OLR Research Report


December 16, 2002

 

2002-R-1001

NEW JERSEY AND CONNECTICUT CORPORATION TAX LAWS

 

By: Judith S. Lohman, Chief Analyst

Both Connecticut and New Jersey require multi-state corporations to apportion income to determine what percentage of the total is taxable in each state. Both states also use apportionment formulas that give the greatest weight to sales, requiring companies to allocate their income in whole or in part based on the ratio of their sales in Connecticut or New Jersey to their total nationwide sales. But many such companies make sales either to purchasers in states where they have no taxable nexus or to the U. S. government. These sales are called "nowhere sales" because they are not taxed by any state.

States can capture revenue from nowhere sales by establishing "throwout" or "throwback" rules. A "throwout rule" removes nowhere sales from the company's total sales. A "throwback rule" requires the company to add nowhere sales to its in-state sales. Either way, such rules increase the relative weight of in-state sales and thus the taxable income apportioned to the taxing state.

New Jersey's new law establishes a throwout rule for multi-state corporations operating in New Jersey. But it caps the additional tax liability attributable to the throwout at $ 5 million for any corporate group. It also allows each group to spread the additional liability proportionately among its affiliates.

Connecticut currently has no throwout or throwback rule (CGS §§ 12-218, 218a, 218b).

New Jersey previously allowed corporations to exclude from taxable income 100% of any dividends received from companies in which they have at least an 80% ownership interest and 50% of all other dividends.

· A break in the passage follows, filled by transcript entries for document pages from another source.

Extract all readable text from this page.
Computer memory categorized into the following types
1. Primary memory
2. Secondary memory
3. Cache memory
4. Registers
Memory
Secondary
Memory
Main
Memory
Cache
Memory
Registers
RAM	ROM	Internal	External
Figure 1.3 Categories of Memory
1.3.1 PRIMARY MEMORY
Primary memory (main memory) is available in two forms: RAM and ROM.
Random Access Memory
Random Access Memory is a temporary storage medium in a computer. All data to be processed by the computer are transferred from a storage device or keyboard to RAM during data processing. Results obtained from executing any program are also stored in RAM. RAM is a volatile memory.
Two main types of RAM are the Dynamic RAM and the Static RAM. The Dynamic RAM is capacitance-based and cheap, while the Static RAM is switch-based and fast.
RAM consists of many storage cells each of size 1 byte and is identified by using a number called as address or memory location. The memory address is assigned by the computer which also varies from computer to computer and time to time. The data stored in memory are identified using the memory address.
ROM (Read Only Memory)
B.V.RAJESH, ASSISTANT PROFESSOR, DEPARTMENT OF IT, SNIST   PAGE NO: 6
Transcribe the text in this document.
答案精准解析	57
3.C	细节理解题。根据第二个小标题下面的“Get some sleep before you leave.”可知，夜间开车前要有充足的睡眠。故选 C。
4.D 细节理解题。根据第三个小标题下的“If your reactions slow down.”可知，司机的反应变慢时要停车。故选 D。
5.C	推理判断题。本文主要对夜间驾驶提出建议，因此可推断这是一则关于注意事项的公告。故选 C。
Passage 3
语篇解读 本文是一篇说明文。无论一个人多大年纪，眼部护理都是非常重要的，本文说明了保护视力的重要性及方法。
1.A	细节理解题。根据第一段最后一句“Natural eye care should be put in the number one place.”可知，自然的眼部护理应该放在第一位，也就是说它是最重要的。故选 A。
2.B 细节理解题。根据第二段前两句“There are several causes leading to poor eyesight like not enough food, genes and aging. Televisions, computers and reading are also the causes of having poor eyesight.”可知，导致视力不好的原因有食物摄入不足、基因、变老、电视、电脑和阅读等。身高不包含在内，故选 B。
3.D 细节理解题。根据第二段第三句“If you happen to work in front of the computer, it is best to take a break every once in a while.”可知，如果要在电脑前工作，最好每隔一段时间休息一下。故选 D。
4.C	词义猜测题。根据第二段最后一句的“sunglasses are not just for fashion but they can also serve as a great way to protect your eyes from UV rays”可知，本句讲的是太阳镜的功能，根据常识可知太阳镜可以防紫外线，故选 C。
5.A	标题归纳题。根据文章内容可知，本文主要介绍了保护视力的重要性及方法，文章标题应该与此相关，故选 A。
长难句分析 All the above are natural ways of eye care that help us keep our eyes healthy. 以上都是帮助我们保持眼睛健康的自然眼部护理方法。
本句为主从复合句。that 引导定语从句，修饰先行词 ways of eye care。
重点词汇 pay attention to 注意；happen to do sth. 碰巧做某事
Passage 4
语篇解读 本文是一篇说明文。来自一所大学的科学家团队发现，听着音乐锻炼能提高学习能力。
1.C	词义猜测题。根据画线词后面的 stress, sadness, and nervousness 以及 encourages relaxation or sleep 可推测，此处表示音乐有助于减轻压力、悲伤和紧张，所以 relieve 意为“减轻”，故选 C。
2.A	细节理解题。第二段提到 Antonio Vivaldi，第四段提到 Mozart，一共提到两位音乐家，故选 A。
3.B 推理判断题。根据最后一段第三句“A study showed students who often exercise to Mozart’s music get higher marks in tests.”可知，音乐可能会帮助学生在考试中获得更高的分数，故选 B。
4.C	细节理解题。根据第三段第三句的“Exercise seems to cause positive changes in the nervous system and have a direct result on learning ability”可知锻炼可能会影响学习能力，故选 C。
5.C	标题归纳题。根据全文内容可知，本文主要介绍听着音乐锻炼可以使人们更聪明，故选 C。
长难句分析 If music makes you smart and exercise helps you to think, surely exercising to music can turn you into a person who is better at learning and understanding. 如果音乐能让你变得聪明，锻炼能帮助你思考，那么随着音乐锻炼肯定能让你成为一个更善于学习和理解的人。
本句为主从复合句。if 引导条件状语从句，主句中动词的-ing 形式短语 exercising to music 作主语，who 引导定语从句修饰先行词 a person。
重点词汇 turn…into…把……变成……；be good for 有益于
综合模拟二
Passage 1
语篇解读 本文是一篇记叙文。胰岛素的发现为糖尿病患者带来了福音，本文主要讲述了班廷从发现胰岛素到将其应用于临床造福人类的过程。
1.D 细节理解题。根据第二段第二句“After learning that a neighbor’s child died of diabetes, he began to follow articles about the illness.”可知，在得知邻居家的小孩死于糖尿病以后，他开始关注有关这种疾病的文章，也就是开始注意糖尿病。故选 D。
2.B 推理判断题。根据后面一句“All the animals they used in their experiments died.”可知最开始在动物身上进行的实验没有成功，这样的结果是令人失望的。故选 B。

The new act eliminates the exclusion for dividends from companies in which the corporation receiving the dividends has less than a 50% ownership.

Connecticut's dividend exclusion is more generous than either the current or former New Jersey one. Connecticut allows corporations to exclude 100% of dividends from companies in which they have at least a 20% ownership interest and 70% of dividends from any other company (CGS § 217(a)(1)(D)).